2 Deveras estou cercado de zombadores,
e os meus olhos contemplam as suas provocações.
3 Promete agora,
e dá-me um fiador
para contigo;
quem há que me dê a mão?
4 Porque aos seus corações encobriste o entendimento,
por isso não os exaltarás.
5 O que denuncia os seus amigos,
a fim de serem despojados,
também os olhos de seus filhos desfalecerão.

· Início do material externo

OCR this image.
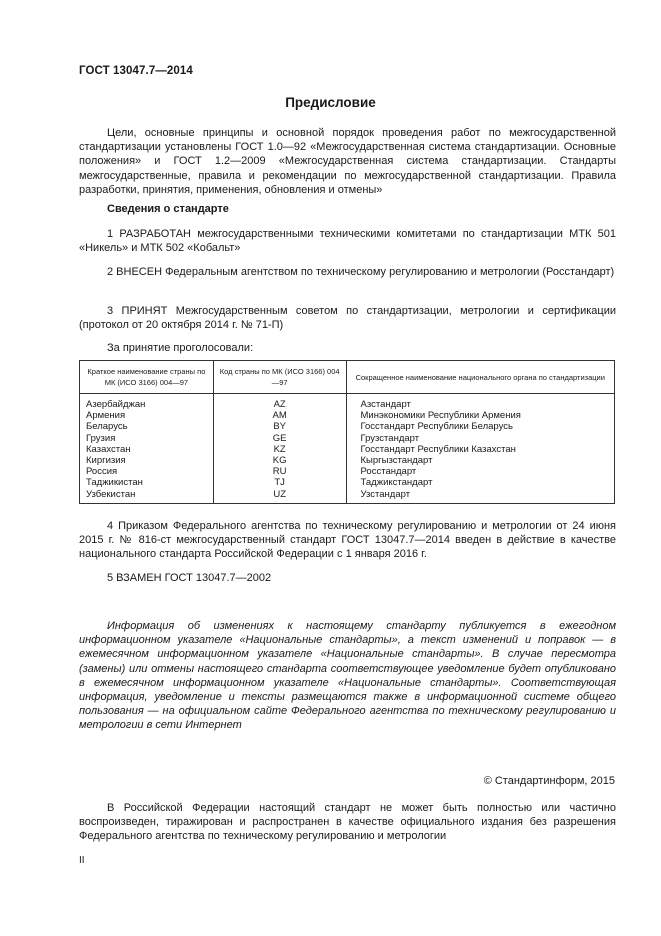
ГОСТ 13047.7—2014
Предисловие
Цели, основные принципы и основной порядок проведения работ по межгосударственной стандартизации установлены ГОСТ 1.0—92 «Межгосударственная система стандартизации. Основные положения» и ГОСТ 1.2—2009 «Межгосударственная система стандартизации. Стандарты межгосударственные, правила и рекомендации по межгосударственной стандартизации. Правила разработки, принятия, применения, обновления и отмены»
Сведения о стандарте
1 РАЗРАБОТАН межгосударственными техническими комитетами по стандартизации МТК 501 «Никель» и МТК 502 «Кобальт»
2 ВНЕСЕН Федеральным агентством по техническому регулированию и метрологии (Росстандарт)
3 ПРИНЯТ Межгосударственным советом по стандартизации, метрологии и сертификации (протокол от 20 октября 2014 г. № 71-П)
За принятие проголосовали:
Краткое наименование страны по МК (ИСО 3166) 004—97	Код страны по МК (ИСО 3166) 004—97	Сокращенное наименование национального органа по стандартизации
Азербайджан	AZ	Азстандарт
Армения	AM	Минэкономики Республики Армения
Беларусь	BY	Госстандарт Республики Беларусь
Грузия	GE	Грузстандарт
Казахстан	KZ	Госстандарт Республики Казахстан
Киргизия	KG	Кыргызстандарт
Россия	RU	Росстандарт
Таджикистан	TJ	Таджикстандарт
Узбекистан	UZ	Узстандарт
4 Приказом Федерального агентства по техническому регулированию и метрологии от 24 июня 2015 г. № 816-ст межгосударственный стандарт ГОСТ 13047.7—2014 введен в действие в качестве национального стандарта Российской Федерации с 1 января 2016 г.
5 ВЗАМЕН ГОСТ 13047.7—2002
Информация об изменениях к настоящему стандарту публикуется в ежегодном информационном указателе «Национальные стандарты», а текст изменений и поправок — в ежемесячном информационном указателе «Национальные стандарты». В случае пересмотра (замены) или отмены настоящего стандарта соответствующее уведомление будет опубликовано в ежемесячном информационном указателе «Национальные стандарты». Соответствующая информация, уведомление и тексты размещаются также в информационной системе общего пользования — на официальном сайте Федерального агентства по техническому регулированию и метрологии в сети Интернет
© Стандартинформ, 2015
В Российской Федерации настоящий стандарт не может быть полностью или частично воспроизведен, тиражирован и распространен в качестве официального издания без разрешения Федерального агентства по техническому регулированию и метрологии
II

6 Porém a mim me pôs por um provérbio dos povos,
de modo que me tornei uma abominação
para eles.
7 Pelo que já se escureceram de mágoa os meus olhos,
e já todos os meus membros são
como a sombra.
8 Os retos pasmarão disto,
e o inocente se levantará
contra o hipócrita.
9 E o justo seguirá o seu caminho firmemente,
e o puro de mãos irá crescendo em força.
10 Mas, na verdade,
tornai todos vós e vinde;
porque sábio nenhum acharei
entre vós.
11 Os meus dias passaram,
e malograram os meus propósitos,
as aspirações do meu coração.
12 Trocaram a noite em dia;
a luz está perto do fim, por causa das trevas.
13 Se eu esperar,
a sepultura será a minha casa;
nas trevas estenderei a minha cama.
14 À corrupção clamo:
Tu és meu pai;
e aos vermes:
Vós sois minha mãe e minha irmã.
15 Onde, pois,
estaria agora a minha esperança?
Sim, a minha esperança,
quem a poderá ver?
16 As barras da sepultura descerão
quando juntamente no pó teremos descanso.
Almeida Corrigida Fiel | acf ©️ 1994, 1995, 2007, 2011 Sociedade Bíblica Trinitariana do Brasil (SBTB). Todos os direitos reservados. Texto bíblico utilizado com autorização. Saiba mais sobre a SBTB. A Missão da SBTB é: Uma cópia da Bíblia Fiel ®️ para cada pessoa. Ajude-nos a cumprir nossa Missão!
1 Mon souffle se perd,
Mes jours s’éteignent,
Le sépulcre m’attend.
2 Je suis environné de moqueurs,
Et mon œil doit contempler leurs insultes.
3 Sois auprès de toi-même ma caution;
Autrement, qui répondrait pour moi?
4 Car tu as fermé leur cœur à l’intelligence;
Aussi ne les laisseras-tu pas triompher.
5 On invite ses amis au partage du butin,
Et l’on a des enfants dont les yeux se consument.
6 Il m’a rendu la fable des peuples,
Et ma personne est un objet de mépris.
7 Mon œil est obscurci par la douleur;
Tous mes membres sont comme une ombre.
8 Les hommes droits en sont stupéfaits,
Et l’innocent se soulève contre l’impie.
9 Le juste néanmoins demeure ferme dans sa voie,
Celui qui a les mains pures se fortifie de plus en plus.
10 Mais vous tous, revenez à vos mêmes discours,
Et je ne trouverai pas un sage parmi vous.
11 Quoi! Mes jours sont passés, mes projets sont anéantis,
Les projets qui remplissaient mon cœur…
12 Et ils prétendent que la nuit c’est le jour,
Que la lumière est proche quand les ténèbres sont là!
13 C’est le séjour des morts que j’attends pour demeure,
C’est dans les ténèbres que je dresserai ma couche;
14 Je crie à la fosse: Tu es mon père!
Et aux vers: Vous êtes ma mère et ma sœur!
15 Mon espérance, où donc est-elle?
Mon espérance, qui peut la voir?
16 Elle descendra vers les portes du séjour des morts,
Quand nous irons ensemble reposer dans la poussière.